Kumencari akhir dari barisan tersebut. Tak ada. Aku berlari, tetap tak kutemukan setitik pun ujungnya. Sampai pada suatu kedipan mata, timbulah beda potensial yang sangat tinggi antara awan yang bermuatan dengan sebuah benda yang terinduksi. Aku menangis. Langit pun ikut menangis.
“A, tadi teh apa?” heranku. Kala itu, suara menggelegar masih terngiang di otakku. Aku masih menangis.
Kunaon? Jempe. Bukan apa-apa itu mah. Itu teh namanya petir,” jelasnya.
A Zaki membelai rambutku yang hitam, panjang, dengan poni lurus di depannya. Perlahan hatiku mendekati ketentraman. Kutarik nafas dalam-dalam, lalu kukeluarkan dengan ritme yang agak tidak selaras.

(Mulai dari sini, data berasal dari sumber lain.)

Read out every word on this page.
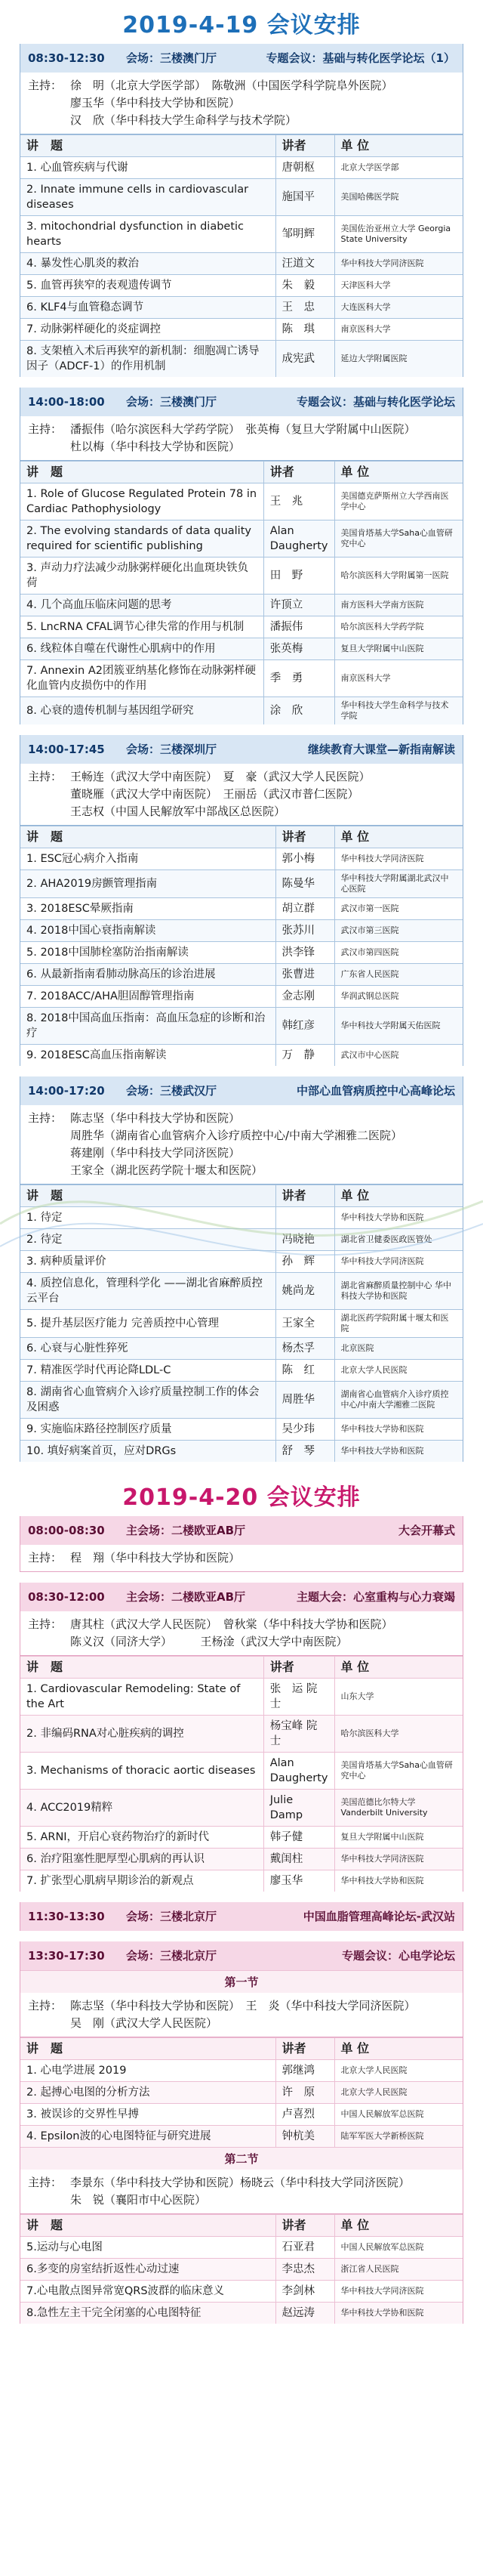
2019-4-19 会议安排
08:30-12:30	会场：三楼澳门厅	专题会议：基础与转化医学论坛（1）
主持： 徐　明（北京大学医学部）　陈敬洲（中国医学科学院阜外医院）
廖玉华（华中科技大学协和医院）
汉　欣（华中科技大学生命科学与技术学院）
讲　题	讲者	单 位
1. 心血管疾病与代谢	唐朝枢	北京大学医学部
2. Innate immune cells in cardiovascular diseases	施国平	美国哈佛医学院
3. mitochondrial dysfunction in diabetic hearts	邹明辉	美国佐治亚州立大学 Georgia State University
4. 暴发性心肌炎的救治	汪道文	华中科技大学同济医院
5. 血管再狭窄的表观遗传调节	朱　毅	天津医科大学
6. KLF4与血管稳态调节	王　忠	大连医科大学
7. 动脉粥样硬化的炎症调控	陈　琪	南京医科大学
8. 支架植入术后再狭窄的新机制：细胞凋亡诱导因子（ADCF-1）的作用机制	成宪武	延边大学附属医院
14:00-18:00	会场：三楼澳门厅	专题会议：基础与转化医学论坛
主持： 潘振伟（哈尔滨医科大学药学院）　张英梅（复旦大学附属中山医院）
杜以梅（华中科技大学协和医院）
讲　题	讲者	单 位
1. Role of Glucose Regulated Protein 78 in Cardiac Pathophysiology	王　兆	美国德克萨斯州立大学西南医学中心
2. The evolving standards of data quality required for scientific publishing	Alan Daugherty	美国肯塔基大学Saha心血管研究中心
3. 声动力疗法减少动脉粥样硬化出血斑块铁负荷	田　野	哈尔滨医科大学附属第一医院
4. 几个高血压临床问题的思考	许顶立	南方医科大学南方医院
5. LncRNA CFAL调节心律失常的作用与机制	潘振伟	哈尔滨医科大学药学院
6. 线粒体自噬在代谢性心肌病中的作用	张英梅	复旦大学附属中山医院
7. Annexin A2团簇亚纳基化修饰在动脉粥样硬化血管内皮损伤中的作用	季　勇	南京医科大学
8. 心衰的遗传机制与基因组学研究	涂　欣	华中科技大学生命科学与技术学院
14:00-17:45	会场：三楼深圳厅	继续教育大课堂—新指南解读
主持： 王畅连（武汉大学中南医院）　夏　豪（武汉大学人民医院）
董晓雁（武汉大学中南医院）　王丽岳（武汉市普仁医院）
王志权（中国人民解放军中部战区总医院）
讲　题	讲者	单 位
1. ESC冠心病介入指南	郭小梅	华中科技大学同济医院
2. AHA2019房颤管理指南	陈曼华	华中科技大学附属湖北武汉中心医院
3. 2018ESC晕厥指南	胡立群	武汉市第一医院
4. 2018中国心衰指南解读	张苏川	武汉市第三医院
5. 2018中国肺栓塞防治指南解读	洪李锋	武汉市第四医院
6. 从最新指南看肺动脉高压的诊治进展	张曹进	广东省人民医院
7. 2018ACC/AHA胆固醇管理指南	金志刚	华润武钢总医院
8. 2018中国高血压指南：高血压急症的诊断和治疗	韩红彦	华中科技大学附属天佑医院
9. 2018ESC高血压指南解读	万　静	武汉市中心医院
14:00-17:20	会场：三楼武汉厅	中部心血管病质控中心高峰论坛
主持： 陈志坚（华中科技大学协和医院）
周胜华（湖南省心血管病介入诊疗质控中心/中南大学湘雅二医院）
蒋建刚（华中科技大学同济医院）
王家全（湖北医药学院十堰太和医院）
讲　题	讲者	单 位
1. 待定		华中科技大学协和医院
2. 待定	冯晓艳	湖北省卫健委医政医管处
3. 病种质量评价	孙　辉	华中科技大学同济医院
4. 质控信息化，管理科学化 ——湖北省麻醉质控云平台	姚尚龙	湖北省麻醉质量控制中心 华中科技大学协和医院
5. 提升基层医疗能力 完善质控中心管理	王家全	湖北医药学院附属十堰太和医院
6. 心衰与心脏性猝死	杨杰孚	北京医院
7. 精准医学时代再论降LDL-C	陈　红	北京大学人民医院
8. 湖南省心血管病介入诊疗质量控制工作的体会及困惑	周胜华	湖南省心血管病介入诊疗质控中心/中南大学湘雅二医院
9. 实施临床路径控制医疗质量	吴少玮	华中科技大学协和医院
10. 填好病案首页，应对DRGs	舒　琴	华中科技大学协和医院
2019-4-20 会议安排
08:00-08:30	主会场：二楼欧亚AB厅	大会开幕式
主持： 程　翔（华中科技大学协和医院）
08:30-12:00	主会场：二楼欧亚AB厅	主题大会：心室重构与心力衰竭
主持： 唐其柱（武汉大学人民医院）　曾秋棠（华中科技大学协和医院）
陈义汉（同济大学）　　　王杨淦（武汉大学中南医院）
讲　题	讲者	单 位
1. Cardiovascular Remodeling: State of the Art	张　运 院士	山东大学
2. 非编码RNA对心脏疾病的调控	杨宝峰 院士	哈尔滨医科大学
3. Mechanisms of thoracic aortic diseases	Alan Daugherty	美国肯塔基大学Saha心血管研究中心
4. ACC2019精粹	Julie Damp	美国范德比尔特大学 Vanderbilt University
5. ARNI，开启心衰药物治疗的新时代	韩子健	复旦大学附属中山医院
6. 治疗阻塞性肥厚型心肌病的再认识	戴闺柱	华中科技大学同济医院
7. 扩张型心肌病早期诊治的新观点	廖玉华	华中科技大学协和医院
11:30-13:30	会场：三楼北京厅	中国血脂管理高峰论坛-武汉站
13:30-17:30	会场：三楼北京厅	专题会议：心电学论坛
第一节
主持： 陈志坚（华中科技大学协和医院）　王　炎（华中科技大学同济医院）
吴　刚（武汉大学人民医院）
讲　题	讲者	单 位
1. 心电学进展 2019	郭继鸿	北京大学人民医院
2. 起搏心电图的分析方法	许　原	北京大学人民医院
3. 被误诊的交界性早搏	卢喜烈	中国人民解放军总医院
4. Epsilon波的心电图特征与研究进展	钟杭美	陆军军医大学新桥医院
第二节
主持： 李景东（华中科技大学协和医院）杨晓云（华中科技大学同济医院）
朱　锐（襄阳市中心医院）
讲　题	讲者	单 位
5.运动与心电图	石亚君	中国人民解放军总医院
6.多变的房室结折返性心动过速	李忠杰	浙江省人民医院
7.心电散点图异常宽QRS波群的临床意义	李剑林	华中科技大学同济医院
8.急性左主干完全闭塞的心电图特征	赵远涛	华中科技大学协和医院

Tersendat, tak lancar.
***
 “Aa!” seruku sambil mengagetkan tubuh A Zaki yang masih mengendap di kasur sore itu. Suaraku sangat melengking, senada dengan kucing yang sedang menangis. Aku senang menjahili Aa, membuatnya kesal.
“Apa atuh, Neng? Capek Aa teh,” kata A Zaki yang sedikit meredam emosinya agar adiknya tidak merasa dibentak. Ya, walau sebenarnya ia agak membentak.

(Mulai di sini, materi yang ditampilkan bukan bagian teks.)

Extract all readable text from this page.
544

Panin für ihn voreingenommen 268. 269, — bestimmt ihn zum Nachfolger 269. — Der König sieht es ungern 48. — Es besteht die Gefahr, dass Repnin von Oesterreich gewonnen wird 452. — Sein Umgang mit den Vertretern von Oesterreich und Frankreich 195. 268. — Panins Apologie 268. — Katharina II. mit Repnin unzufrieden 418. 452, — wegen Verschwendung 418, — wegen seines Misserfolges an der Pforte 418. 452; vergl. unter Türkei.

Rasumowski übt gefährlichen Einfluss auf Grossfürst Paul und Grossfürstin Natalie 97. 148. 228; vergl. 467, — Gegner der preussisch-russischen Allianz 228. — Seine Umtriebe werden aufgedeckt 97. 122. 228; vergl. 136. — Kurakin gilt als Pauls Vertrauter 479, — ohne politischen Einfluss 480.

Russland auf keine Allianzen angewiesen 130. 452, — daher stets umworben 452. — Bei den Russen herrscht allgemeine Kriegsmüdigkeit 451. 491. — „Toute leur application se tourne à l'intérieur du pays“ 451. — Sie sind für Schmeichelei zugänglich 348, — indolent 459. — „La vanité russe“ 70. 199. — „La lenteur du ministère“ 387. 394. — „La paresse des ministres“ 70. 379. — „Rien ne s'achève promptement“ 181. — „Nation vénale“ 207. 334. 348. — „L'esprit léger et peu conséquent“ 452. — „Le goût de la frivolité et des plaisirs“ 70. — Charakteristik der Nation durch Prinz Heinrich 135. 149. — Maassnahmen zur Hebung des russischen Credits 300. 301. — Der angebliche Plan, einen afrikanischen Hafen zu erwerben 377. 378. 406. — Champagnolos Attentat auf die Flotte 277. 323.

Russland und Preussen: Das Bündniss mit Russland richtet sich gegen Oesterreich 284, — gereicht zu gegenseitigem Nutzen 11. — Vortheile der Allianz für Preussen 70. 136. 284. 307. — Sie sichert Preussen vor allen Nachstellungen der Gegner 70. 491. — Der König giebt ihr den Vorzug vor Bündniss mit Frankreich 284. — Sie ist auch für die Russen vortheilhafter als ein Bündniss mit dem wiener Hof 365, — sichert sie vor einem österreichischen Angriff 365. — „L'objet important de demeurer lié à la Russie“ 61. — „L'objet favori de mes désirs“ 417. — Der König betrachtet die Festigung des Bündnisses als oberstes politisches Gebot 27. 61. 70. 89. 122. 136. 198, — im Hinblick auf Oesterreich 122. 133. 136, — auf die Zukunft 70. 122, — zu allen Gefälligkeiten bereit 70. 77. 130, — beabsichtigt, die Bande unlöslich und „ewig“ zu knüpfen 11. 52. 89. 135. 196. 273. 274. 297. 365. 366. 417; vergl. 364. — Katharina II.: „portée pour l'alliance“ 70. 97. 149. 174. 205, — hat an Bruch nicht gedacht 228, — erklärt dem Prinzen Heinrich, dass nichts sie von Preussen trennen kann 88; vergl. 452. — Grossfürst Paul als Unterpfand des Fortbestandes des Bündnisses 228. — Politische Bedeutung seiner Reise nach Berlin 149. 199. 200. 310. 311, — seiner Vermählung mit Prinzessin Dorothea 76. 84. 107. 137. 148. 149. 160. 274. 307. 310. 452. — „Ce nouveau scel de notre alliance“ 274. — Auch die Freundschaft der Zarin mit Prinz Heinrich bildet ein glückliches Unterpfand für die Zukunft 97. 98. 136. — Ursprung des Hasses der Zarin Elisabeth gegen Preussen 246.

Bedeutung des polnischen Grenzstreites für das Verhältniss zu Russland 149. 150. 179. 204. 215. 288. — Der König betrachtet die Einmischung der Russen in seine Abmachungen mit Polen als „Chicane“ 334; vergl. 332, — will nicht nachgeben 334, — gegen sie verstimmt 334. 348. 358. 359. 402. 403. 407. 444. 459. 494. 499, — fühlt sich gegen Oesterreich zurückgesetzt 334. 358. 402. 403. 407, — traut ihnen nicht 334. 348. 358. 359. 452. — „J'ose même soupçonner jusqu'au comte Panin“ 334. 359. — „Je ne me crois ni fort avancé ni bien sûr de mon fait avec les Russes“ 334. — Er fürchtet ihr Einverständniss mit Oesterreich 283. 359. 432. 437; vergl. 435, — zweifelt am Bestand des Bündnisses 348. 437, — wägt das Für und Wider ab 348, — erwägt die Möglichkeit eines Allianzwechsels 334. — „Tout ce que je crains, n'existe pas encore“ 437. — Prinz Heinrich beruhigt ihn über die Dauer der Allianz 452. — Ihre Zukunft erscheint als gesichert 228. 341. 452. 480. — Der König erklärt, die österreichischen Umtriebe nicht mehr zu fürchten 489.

Geuleuh ah! Aa mah tidur terus. Ayo main!” ajakku.
“Neng, Aa teh capek. Kamu mah belum sekolah sih, nggak ngerasain,” ujar Aa. Memang kegiatan Aa di sekolah sangat padat. Dimulai pukul setengah delapan pagi sampai satu jam setelah adzan Dzuhur. Pada hari Senin dan Kamis, Aa pulang agak sore karena menghadiri sebuah bimbingan belajar. Terkadang Aa pulang sore setelah les renang di hari Rabu. Melelahkan.
Bibirku melengkung. Bukan membentuk huruf “U”, tetapi sebaliknya. Aku melaporkan hal itu kepada Mamah. Aa pun dimarahi. Dalam hati aku tersenyum puas karena pada akhirnya Aa mau bermain denganku. Walau awalnya terkesan terpaksa.

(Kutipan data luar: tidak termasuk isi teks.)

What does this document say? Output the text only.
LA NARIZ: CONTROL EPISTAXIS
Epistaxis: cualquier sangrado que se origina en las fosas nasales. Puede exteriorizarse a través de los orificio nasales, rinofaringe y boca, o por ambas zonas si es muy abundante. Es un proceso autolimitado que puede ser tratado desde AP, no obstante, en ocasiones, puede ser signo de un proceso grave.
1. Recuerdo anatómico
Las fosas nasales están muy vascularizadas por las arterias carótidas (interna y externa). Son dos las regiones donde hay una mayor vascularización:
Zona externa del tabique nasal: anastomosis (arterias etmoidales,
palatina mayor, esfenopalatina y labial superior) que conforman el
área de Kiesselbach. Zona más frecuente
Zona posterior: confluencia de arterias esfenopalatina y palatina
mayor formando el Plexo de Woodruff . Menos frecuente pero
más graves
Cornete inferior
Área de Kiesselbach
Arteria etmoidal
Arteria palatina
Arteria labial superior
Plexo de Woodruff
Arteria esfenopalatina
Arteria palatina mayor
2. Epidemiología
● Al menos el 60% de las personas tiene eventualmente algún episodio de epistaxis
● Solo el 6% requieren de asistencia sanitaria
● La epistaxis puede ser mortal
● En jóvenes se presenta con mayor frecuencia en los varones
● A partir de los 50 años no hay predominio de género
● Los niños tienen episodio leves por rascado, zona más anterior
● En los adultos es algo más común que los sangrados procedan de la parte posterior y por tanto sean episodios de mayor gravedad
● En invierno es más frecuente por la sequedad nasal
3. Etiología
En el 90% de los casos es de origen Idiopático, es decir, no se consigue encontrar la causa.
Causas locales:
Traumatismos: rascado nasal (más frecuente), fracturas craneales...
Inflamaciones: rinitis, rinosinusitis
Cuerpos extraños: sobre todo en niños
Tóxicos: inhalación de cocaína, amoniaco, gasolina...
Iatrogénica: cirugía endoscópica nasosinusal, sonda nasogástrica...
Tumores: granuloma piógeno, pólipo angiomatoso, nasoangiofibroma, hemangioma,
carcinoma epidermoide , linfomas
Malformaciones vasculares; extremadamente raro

Aa dan aku senang bermain berdua di mana pun, salah satunya bermain di kasur. Nama permainannya adalah “Stum”. Kami menggelindingkan diri dan mencoba menindih satu sama lain sambil berkata “gulitik”, maksudnya “menggelinding”, berulang-ulang.
Namun kali ini berbeda. Ya, berbeda. Kontras. Aa tidak menindihku, namun ia memelukku. Erat. Bahkan terlalu kencang. Aku mencoba melepaskan tangan Aa yang terbelit di seputar tubuhku. Tanpa aku menghabiskan banyak energi, sesuatu yang lumayan membuatku sulit bernafas itu mengendur dengan sendirinya. Perlahan lengan Aa bagaikan tak berdaya dan aku pun terbebas dari pelukannya. Terlepas. Yang kulihat saat itu ialah Aa tertidur.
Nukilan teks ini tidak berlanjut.